Over the past few days I’ve been musing on love–specifically on love for God, love for others, and how they are related. Following are some loosely-connected thoughts on the subject that I first shared on Twitter, gathered here in one place.

Thread #1
We often hear “love God AND love your neighbor” as if they are two separate commandments. Some even go so far as to say that first is more important than the second. But my reading of the New Testament suggests our love for God can be measured BY our love for neighbor.

In the prophets and the New Testament, piety divorced from compassion is regularly regarded as worthless. For example, John says “Whoever claims to love God yet hates a brother is a liar. For whoever does not love their brother, whom they have seen, cannot love God, whom they have not seen.”

Interestingly, I can’t think of a single example in scripture where compassion apart from piety is likewise condemned. We should be rightly cautious about arguments from silence, but that still seems at least marginally significant.

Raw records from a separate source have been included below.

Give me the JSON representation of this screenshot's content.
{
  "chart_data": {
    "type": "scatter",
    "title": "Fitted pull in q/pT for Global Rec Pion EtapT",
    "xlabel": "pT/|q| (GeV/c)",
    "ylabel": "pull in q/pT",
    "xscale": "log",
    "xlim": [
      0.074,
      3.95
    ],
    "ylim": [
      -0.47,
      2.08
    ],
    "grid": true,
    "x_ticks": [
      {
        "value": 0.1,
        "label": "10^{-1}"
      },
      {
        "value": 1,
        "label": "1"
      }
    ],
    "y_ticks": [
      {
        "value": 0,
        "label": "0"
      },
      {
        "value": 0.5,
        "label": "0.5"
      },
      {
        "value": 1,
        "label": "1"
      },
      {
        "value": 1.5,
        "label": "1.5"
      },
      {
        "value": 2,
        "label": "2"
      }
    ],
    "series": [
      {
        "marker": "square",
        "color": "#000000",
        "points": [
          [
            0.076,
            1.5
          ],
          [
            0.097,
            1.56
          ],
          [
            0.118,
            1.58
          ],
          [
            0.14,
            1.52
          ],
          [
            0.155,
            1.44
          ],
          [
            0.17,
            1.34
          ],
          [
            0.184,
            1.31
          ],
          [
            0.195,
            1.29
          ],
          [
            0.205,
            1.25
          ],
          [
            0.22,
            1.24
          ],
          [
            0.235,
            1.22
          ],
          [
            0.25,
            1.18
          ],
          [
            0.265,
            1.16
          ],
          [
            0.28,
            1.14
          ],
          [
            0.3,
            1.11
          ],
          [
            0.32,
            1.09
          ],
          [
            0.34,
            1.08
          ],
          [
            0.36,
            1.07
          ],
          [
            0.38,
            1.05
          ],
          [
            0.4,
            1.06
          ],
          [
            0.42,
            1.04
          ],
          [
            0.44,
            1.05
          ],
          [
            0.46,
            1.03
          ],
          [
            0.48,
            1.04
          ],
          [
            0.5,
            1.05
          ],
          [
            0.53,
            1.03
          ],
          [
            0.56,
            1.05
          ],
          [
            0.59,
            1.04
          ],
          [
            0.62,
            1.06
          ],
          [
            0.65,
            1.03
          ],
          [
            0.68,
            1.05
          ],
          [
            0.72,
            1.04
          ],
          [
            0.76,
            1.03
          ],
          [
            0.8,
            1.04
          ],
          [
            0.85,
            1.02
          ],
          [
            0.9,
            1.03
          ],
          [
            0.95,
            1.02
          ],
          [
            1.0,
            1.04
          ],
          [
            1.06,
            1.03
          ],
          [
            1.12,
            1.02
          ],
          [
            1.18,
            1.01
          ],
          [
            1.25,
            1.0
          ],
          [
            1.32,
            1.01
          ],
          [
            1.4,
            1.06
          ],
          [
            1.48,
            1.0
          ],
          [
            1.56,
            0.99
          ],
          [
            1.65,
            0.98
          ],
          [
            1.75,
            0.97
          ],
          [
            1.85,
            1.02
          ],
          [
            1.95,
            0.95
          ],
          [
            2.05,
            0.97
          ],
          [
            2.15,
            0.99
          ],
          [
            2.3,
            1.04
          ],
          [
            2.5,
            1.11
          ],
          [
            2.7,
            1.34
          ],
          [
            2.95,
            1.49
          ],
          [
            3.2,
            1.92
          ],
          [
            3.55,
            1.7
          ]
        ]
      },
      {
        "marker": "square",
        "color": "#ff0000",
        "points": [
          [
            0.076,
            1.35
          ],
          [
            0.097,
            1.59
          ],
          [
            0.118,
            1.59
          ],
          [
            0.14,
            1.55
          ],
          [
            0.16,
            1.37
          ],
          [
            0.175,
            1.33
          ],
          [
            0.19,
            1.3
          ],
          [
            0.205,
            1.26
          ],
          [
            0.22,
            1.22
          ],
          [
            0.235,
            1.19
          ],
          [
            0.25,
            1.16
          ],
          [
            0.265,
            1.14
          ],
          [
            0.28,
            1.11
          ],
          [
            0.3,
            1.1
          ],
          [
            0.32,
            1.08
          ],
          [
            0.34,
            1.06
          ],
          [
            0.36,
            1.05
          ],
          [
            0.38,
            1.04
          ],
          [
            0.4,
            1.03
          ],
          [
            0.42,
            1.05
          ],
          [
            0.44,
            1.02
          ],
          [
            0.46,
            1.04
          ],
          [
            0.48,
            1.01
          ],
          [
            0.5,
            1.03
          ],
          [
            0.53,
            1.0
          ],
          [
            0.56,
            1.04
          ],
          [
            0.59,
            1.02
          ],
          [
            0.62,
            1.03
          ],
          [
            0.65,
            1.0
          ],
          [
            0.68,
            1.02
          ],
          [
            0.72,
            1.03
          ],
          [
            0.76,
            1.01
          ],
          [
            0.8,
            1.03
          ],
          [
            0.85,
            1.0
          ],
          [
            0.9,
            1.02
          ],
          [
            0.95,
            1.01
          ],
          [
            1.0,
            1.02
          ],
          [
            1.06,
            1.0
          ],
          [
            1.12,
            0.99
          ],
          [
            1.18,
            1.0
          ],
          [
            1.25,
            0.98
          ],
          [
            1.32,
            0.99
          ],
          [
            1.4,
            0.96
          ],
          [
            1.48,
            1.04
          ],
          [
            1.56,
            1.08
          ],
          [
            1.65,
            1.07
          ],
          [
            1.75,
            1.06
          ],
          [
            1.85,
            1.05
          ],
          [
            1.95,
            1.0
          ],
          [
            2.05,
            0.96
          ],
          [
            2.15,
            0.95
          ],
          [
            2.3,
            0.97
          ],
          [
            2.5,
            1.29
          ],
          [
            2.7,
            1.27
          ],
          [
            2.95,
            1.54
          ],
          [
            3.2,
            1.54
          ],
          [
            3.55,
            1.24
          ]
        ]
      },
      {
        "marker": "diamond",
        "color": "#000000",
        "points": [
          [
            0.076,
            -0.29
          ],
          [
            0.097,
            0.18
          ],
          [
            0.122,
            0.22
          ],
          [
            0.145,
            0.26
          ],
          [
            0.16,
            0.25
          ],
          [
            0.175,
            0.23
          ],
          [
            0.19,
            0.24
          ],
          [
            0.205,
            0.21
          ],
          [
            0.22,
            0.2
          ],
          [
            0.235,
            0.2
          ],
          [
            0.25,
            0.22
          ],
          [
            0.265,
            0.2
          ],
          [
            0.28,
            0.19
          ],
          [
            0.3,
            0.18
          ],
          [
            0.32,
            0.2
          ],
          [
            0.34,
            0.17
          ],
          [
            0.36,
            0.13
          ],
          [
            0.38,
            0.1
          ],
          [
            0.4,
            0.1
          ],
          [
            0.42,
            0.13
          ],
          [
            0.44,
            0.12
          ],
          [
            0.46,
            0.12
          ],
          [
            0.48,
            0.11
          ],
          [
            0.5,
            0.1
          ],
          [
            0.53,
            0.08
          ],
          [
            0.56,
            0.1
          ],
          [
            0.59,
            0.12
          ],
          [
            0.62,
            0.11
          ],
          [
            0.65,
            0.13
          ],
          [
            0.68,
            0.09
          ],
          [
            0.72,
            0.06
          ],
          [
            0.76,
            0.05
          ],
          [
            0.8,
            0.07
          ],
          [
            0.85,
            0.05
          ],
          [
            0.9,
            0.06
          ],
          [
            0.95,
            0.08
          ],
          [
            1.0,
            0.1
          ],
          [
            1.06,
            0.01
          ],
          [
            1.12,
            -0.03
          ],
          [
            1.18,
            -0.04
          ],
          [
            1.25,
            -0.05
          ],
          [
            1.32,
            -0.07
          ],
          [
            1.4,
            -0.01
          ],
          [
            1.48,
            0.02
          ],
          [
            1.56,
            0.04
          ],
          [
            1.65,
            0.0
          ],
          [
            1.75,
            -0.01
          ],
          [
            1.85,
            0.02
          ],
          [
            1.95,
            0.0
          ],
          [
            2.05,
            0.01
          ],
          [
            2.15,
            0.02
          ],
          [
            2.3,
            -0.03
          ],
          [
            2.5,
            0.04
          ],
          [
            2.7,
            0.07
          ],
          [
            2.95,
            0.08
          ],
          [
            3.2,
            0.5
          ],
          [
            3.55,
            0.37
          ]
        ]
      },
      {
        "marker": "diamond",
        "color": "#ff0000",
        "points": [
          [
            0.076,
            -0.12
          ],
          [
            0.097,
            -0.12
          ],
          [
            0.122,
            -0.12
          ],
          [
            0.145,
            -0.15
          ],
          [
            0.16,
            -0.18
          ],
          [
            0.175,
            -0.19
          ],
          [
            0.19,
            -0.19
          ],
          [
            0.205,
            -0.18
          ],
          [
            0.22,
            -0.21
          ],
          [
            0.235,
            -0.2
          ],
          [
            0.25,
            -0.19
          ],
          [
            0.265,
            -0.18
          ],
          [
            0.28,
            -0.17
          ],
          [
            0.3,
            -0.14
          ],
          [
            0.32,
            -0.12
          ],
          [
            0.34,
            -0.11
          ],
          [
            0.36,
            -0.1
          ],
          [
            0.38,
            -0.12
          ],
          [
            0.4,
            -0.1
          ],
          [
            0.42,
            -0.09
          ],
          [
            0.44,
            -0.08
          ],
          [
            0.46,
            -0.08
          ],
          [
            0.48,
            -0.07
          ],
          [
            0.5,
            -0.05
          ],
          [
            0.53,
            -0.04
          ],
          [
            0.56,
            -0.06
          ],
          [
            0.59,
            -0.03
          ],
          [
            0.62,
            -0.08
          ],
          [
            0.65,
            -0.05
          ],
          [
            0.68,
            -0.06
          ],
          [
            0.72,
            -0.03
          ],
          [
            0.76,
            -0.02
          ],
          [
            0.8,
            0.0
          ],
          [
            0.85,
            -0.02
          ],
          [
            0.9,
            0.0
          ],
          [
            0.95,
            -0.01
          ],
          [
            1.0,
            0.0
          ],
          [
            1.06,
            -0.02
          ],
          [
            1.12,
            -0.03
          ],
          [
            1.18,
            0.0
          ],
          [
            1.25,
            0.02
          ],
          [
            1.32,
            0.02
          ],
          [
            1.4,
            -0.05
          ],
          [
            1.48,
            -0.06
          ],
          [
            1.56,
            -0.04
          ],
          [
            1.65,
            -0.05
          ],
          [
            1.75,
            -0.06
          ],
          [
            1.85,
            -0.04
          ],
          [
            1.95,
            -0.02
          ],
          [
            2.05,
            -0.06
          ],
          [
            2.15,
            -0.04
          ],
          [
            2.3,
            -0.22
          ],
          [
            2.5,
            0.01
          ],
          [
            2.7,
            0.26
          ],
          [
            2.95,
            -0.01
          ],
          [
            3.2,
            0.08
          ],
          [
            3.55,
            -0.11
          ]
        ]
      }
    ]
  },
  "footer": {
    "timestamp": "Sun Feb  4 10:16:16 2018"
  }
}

This isn’t to suggest that we must choose between one or the other – that would be a false dichotomy – BUT…the consistent biblical prioritization of the horizontal over the vertical ought to shape our own priorities.

Thread #2
Love for neighbor precedes and is the foundation of love for God. Scripture says that love for God *cannot exist* in the absence of love for neighbor. Fascinatingly, however, scripture never suggests that love for neighbor cannot exist in the absence of love for God.

In fact, Jesus says “even tax collectors and sinners” love those who love them – “neighbors” in the narrowest sense of the word. The parable of the good Samaritan was scandalous precisely because it portrayed an outsider demonstrating love for neighbor better than the insiders.

We know this to be true in experience. We know that there are people who reject God and yet still demonstrate genuine love and compassion for others. If “even sinners do that,” then clearly love for people can exist in the absence of love for God.

According to Jesus, the thing that should separate his followers is their love not just for those like them, but for those who are not like them and do not like them.